About only 20% of dual LAD anomalies have symptoms while the majority are asymptomatic, as in our case.[3]

Diagnosis is mainly incidental and based on the suspicion of coronary artery abnormalities on cardiac imaging. CCTA, coronary magnetic resonance angiography, and transthoracic echocardiography are valuable non-invasive imaging modalities in the diagnosis of such cases.[6] Coronary angiography, an invasive procedure, is still the gold standard for diagnosis given its ability to perform corrective intervention for coronary artery atherosclerotic disease if required, but CCTA is more 3D omniplanar in assessing the origin, course, and connection with other cardiac and non-cardiac structures.[6] These modalities can be used for planning surgical revascularization when needed, which requires a precise understanding of the coronary anatomy.
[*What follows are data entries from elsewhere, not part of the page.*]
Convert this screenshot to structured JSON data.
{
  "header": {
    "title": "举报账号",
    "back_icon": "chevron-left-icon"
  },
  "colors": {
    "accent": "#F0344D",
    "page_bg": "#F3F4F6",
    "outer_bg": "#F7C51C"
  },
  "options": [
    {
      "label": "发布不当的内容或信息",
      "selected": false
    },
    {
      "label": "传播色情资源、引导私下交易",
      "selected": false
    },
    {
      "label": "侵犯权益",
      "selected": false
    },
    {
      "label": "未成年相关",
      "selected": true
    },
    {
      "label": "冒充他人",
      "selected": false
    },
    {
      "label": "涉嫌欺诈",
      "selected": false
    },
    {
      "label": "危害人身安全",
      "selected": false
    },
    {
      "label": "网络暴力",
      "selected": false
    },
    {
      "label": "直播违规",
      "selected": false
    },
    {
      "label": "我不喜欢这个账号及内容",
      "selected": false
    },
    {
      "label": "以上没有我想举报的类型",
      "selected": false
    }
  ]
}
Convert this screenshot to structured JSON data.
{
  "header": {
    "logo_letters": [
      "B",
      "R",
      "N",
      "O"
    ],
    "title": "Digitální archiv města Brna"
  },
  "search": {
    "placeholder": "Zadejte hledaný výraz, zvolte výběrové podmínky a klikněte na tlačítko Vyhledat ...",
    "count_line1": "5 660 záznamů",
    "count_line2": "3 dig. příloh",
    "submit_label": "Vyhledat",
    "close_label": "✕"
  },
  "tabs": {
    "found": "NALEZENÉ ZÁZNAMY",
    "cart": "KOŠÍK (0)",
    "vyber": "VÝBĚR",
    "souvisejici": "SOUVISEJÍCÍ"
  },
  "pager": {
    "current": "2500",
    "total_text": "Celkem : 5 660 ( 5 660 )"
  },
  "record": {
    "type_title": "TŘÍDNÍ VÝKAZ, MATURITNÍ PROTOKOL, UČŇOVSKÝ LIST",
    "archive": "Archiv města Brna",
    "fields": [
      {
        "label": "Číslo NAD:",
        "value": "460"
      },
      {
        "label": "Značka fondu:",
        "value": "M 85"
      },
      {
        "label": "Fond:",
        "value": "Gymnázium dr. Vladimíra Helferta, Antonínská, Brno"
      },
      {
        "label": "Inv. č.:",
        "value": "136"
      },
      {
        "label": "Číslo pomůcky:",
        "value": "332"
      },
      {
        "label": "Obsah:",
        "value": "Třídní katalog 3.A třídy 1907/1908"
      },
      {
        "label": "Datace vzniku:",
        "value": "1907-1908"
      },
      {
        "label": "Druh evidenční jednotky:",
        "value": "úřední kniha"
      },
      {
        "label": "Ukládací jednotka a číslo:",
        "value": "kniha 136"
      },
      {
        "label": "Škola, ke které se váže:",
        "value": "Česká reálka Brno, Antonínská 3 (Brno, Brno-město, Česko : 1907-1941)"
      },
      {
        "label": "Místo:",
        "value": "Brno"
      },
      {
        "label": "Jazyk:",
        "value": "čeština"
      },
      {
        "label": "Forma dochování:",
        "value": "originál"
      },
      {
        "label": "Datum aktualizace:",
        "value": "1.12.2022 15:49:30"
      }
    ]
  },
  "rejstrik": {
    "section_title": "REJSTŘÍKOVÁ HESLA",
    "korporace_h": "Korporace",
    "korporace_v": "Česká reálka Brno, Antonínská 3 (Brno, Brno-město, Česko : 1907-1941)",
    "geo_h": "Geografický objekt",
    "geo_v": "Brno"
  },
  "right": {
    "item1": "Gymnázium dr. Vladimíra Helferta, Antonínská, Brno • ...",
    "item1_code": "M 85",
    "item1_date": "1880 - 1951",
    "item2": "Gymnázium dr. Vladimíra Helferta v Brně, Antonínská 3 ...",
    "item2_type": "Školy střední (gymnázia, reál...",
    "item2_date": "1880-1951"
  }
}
The presence of a dual LAD system, with all its variations, should be clearly identified for the revascularization of the correct arterial system and the prevention of inappropriate arteriotomy.[7]

CONCLUSION

Overall, a short LAD, identified on any imaging modality, should prompt consideration of a dual LAD system, particularly if there is an absence of coronary arteries supplying the left ventricle apical region.

Recognizing and understanding the dual LAD anatomy is crucial in the decision-making process of revascularization, whether by surgical or percutaneous catheter-based approaches. Detailed anatomical knowledge of the dual LAD system can optimize procedural outcomes, ensuring comprehensive care for patients with this unique coronary artery configuration.